What would she have done if she had been in her father’s place? If her child had been used as a pawn to control her and make her do terrible things? Would she have given in and done the bidding of that demon lady? Or would she have fought for them both and fled? OR, as they did now, fight to bring her down?
She wouldn’t have been able to do it on her own. She would have needed companions that were brave and just and who understood sacrifice.
Companions like the Wayfarers. Like Miss Lalaith and Sir Carmanadh. Nallo. Hallem and Mathdor. Even Atanamir and Oendir acted only out of the best interests of their friends.
Her father, Hathlafel, agreed to cooperate with the Wayfarers. Agreed to testify against House Aearanel. He would only have done that if he truly believed they had the ability to stand up against Lady Gwenithel and that they could keep her safe.
Unless it was all part of a deeper plot.
She shook her head and realized the coolness on her cheeks was not just the evening breeze. She wiped the moisture away and let out the breath she had been holding. She didn’t want to think that way any more. Not about him. Not about her father.
You can help him make that choice.
The sail of the ship grew smaller as it put out to sea. More of the vessel came into view as it pulled farther away from the shore. As she watched it both grow and shrink, Arameril made a choice.

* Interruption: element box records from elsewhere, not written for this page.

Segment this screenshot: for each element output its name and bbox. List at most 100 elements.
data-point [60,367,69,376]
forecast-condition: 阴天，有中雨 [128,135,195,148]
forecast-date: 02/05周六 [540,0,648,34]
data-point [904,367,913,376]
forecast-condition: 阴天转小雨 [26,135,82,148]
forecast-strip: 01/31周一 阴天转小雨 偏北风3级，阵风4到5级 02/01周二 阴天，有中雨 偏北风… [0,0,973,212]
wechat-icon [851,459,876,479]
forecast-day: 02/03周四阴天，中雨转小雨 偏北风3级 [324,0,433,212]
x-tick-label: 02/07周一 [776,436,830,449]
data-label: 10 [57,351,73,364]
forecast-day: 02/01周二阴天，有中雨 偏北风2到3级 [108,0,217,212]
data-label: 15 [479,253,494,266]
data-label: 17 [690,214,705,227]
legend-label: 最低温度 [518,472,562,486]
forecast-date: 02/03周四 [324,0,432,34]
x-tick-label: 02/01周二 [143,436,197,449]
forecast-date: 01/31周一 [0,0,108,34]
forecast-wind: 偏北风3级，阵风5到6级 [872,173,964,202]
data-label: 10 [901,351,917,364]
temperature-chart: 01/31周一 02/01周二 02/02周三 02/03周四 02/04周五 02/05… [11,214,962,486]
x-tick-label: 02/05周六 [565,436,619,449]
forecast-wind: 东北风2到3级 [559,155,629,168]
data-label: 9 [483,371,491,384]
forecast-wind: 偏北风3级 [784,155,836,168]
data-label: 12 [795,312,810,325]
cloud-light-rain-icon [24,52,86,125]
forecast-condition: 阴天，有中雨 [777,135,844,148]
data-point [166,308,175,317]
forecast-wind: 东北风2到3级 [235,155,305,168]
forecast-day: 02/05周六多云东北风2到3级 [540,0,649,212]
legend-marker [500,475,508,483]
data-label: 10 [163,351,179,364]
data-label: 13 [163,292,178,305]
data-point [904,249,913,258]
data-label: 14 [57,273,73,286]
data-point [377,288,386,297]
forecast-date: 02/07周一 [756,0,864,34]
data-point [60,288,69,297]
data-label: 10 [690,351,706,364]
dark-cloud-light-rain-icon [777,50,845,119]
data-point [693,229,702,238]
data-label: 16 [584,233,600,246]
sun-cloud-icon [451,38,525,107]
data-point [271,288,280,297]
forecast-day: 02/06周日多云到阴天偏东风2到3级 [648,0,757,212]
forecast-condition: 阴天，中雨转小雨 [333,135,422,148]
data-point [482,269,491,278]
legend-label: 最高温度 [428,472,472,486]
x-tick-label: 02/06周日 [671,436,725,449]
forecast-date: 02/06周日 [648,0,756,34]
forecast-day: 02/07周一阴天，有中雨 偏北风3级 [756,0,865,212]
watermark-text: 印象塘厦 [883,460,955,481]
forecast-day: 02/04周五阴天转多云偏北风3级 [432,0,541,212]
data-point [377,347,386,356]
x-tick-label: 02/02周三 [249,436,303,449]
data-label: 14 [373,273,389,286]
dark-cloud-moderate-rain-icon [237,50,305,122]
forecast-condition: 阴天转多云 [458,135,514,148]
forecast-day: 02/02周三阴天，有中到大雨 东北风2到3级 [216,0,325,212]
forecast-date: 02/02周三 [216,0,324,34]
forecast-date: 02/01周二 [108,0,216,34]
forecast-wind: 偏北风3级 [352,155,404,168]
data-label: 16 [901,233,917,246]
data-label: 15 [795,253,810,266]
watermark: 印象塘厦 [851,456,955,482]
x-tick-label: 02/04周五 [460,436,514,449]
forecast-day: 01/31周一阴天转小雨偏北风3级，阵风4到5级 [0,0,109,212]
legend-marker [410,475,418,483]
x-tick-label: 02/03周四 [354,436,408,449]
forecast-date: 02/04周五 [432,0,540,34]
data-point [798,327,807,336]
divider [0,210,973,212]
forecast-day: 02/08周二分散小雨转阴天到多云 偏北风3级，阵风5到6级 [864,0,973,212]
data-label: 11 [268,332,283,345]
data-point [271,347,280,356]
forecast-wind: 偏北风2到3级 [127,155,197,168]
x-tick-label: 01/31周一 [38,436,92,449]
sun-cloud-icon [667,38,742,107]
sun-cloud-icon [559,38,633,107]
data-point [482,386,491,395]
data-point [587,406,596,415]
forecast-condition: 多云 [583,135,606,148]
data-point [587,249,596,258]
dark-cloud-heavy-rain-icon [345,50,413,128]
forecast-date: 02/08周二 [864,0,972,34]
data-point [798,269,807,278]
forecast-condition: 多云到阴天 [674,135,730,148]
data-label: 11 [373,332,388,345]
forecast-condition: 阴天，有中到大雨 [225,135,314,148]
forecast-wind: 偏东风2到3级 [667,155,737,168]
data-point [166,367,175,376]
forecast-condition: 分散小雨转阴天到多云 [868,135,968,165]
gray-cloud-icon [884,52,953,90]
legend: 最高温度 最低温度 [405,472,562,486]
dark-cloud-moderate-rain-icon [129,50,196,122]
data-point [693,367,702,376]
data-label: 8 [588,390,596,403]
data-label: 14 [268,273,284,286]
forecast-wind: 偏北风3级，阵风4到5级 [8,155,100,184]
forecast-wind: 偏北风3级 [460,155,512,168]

Her grip was sure as she climbed back down the side of the Colagar mansion. Dusk was falling before her tentative feet finally found the sill where she liked to perch and sing while Pengail slept. Just this time she ensured her grip would stay strong as she swung into the room, and then she wouldn’t use her powers anymore. The ink would diminish and with it her strength and speed. She wouldn’t use them anymore.
Once her feet were safely on the floor, she leaned out of the window and turned to look up. The roof was so far away. She felt little and weak from this perspective. She shuddered and frowned.
Wrapping her arms around herself, she turned to survey the room. Her father’s book on the blankets beside Pengail as he slumbered. The hard candies and last bit of chocolate sitting on the nightstand beside the beeswax candles. Her cloak with the swan-wings for a clasp. Gifts of her father’s love.
She looked out of the window facing the orchards. Once more she leaned out and looked up, only not at the roof but at the sky. The smokey blue of the evening absorbed the high clouds and the sky didn’t seem so far away anymore.